URL Encode Forward Slash (/)
Learn how to URL encode the forward slash (/) as %2F. Understand when slashes must be encoded in URL parameters vs. path segments.
Character
/
Encoded
%2F
Detailed Explanation
The forward slash (/) is a reserved character in URLs that serves as the path segment separator. In URL paths, slashes define the hierarchical structure (e.g., /users/42/profile). When a slash appears inside a parameter value or within a single path segment as literal data, it must be encoded as %2F.
Percent-encoded form: %2F represents the forward slash (ASCII code 47, hexadecimal 0x2F). Encoding it prevents the URL parser from treating it as a path separator.
Context-dependent encoding: Whether you need to encode a slash depends entirely on where it appears in the URL:
- In a path: Slashes separate segments and should NOT be encoded (
/api/users/42) - In a parameter value: Slashes should be encoded (
?path=%2Fhome%2Fuser) - In a single path segment: Slashes must be encoded if the value is meant as one segment
JavaScript behavior:
encodeURIComponent("/home/user") // "%2Fhome%2Fuser"
encodeURI("/home/user") // "/home/user" (preserves slashes)
// Example: passing a file path as a query parameter
const filePath = "/var/log/app.log";
const url = `/api/view?file=${encodeURIComponent(filePath)}`;
// "/api/view?file=%2Fvar%2Flog%2Fapp.log"

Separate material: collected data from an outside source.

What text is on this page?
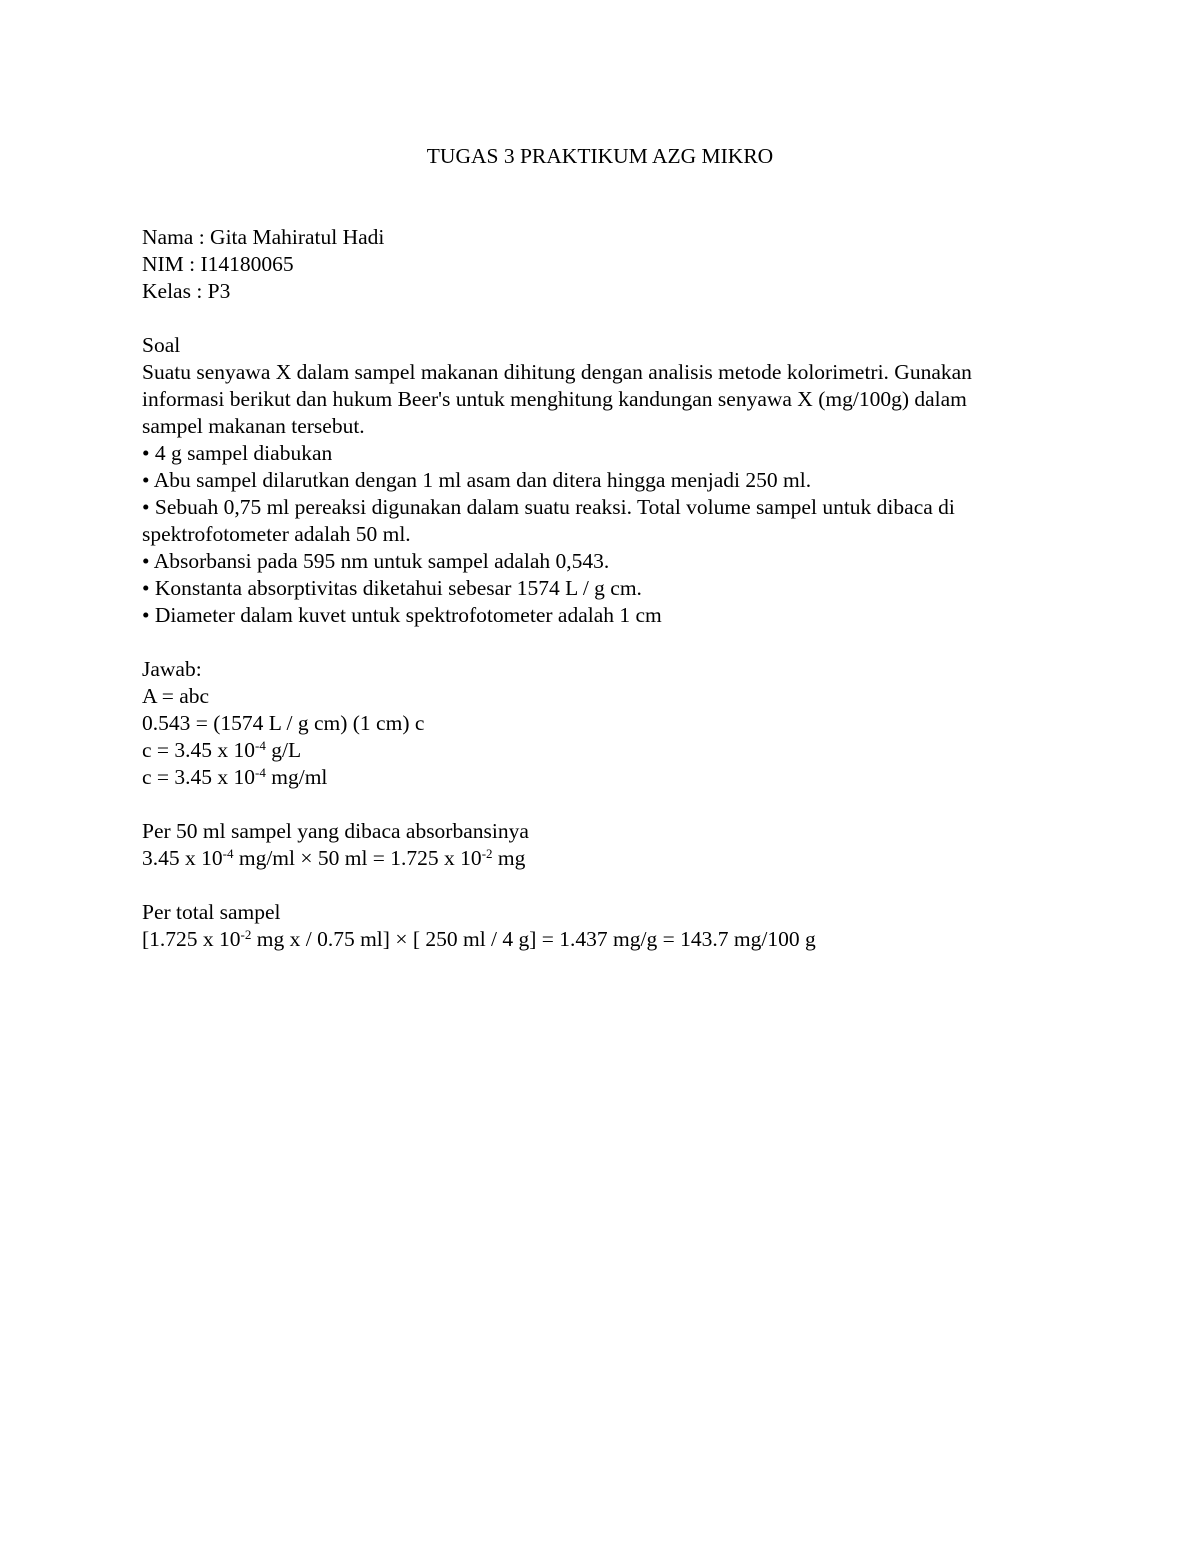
TUGAS 3 PRAKTIKUM AZG MIKRO
Nama : Gita Mahiratul Hadi
NIM : I14180065
Kelas : P3
Soal
Suatu senyawa X dalam sampel makanan dihitung dengan analisis metode kolorimetri. Gunakan
informasi berikut dan hukum Beer's untuk menghitung kandungan senyawa X (mg/100g) dalam
sampel makanan tersebut.
• 4 g sampel diabukan
• Abu sampel dilarutkan dengan 1 ml asam dan ditera hingga menjadi 250 ml.
• Sebuah 0,75 ml pereaksi digunakan dalam suatu reaksi. Total volume sampel untuk dibaca di
spektrofotometer adalah 50 ml.
• Absorbansi pada 595 nm untuk sampel adalah 0,543.
• Konstanta absorptivitas diketahui sebesar 1574 L / g cm.
• Diameter dalam kuvet untuk spektrofotometer adalah 1 cm
Jawab:
A = abc
0.543 = (1574 L / g cm) (1 cm) c
c = 3.45 x $10^{-4}$ g/L
c = 3.45 x $10^{-4}$ mg/ml
Per 50 ml sampel yang dibaca absorbansinya
3.45 x $10^{-4}$ mg/ml × 50 ml = 1.725 x $10^{-2}$ mg
Per total sampel
[1.725 x $10^{-2}$ mg x / 0.75 ml] × [ 250 ml / 4 g] = 1.437 mg/g = 143.7 mg/100 g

Server-side considerations: Some web servers and frameworks handle %2F in path segments differently than literal /. Apache, for instance, may reject requests with %2F in the path by default (returning 404) unless AllowEncodedSlashes is enabled. Nginx passes them through but does not treat %2F as a path separator. This inconsistency can cause routing issues.
Common scenarios:
- Passing file system paths as URL parameters
- API endpoints that accept path-like identifiers (e.g.,
/repos/owner/name) - Date formats like
01/15/2026in query parameters - Referencing resource paths in redirect URLs
Pitfall: Be aware that some server frameworks automatically decode %2F before routing, which can create path traversal security vulnerabilities. If an application receives /files/..%2F..%2Fetc%2Fpasswd, a naive implementation might resolve this to /etc/passwd. Always validate and sanitize decoded paths on the server side.
Use Case
Passing file system paths or date strings containing slashes as URL query parameters, such as a log viewer API that accepts a file path parameter.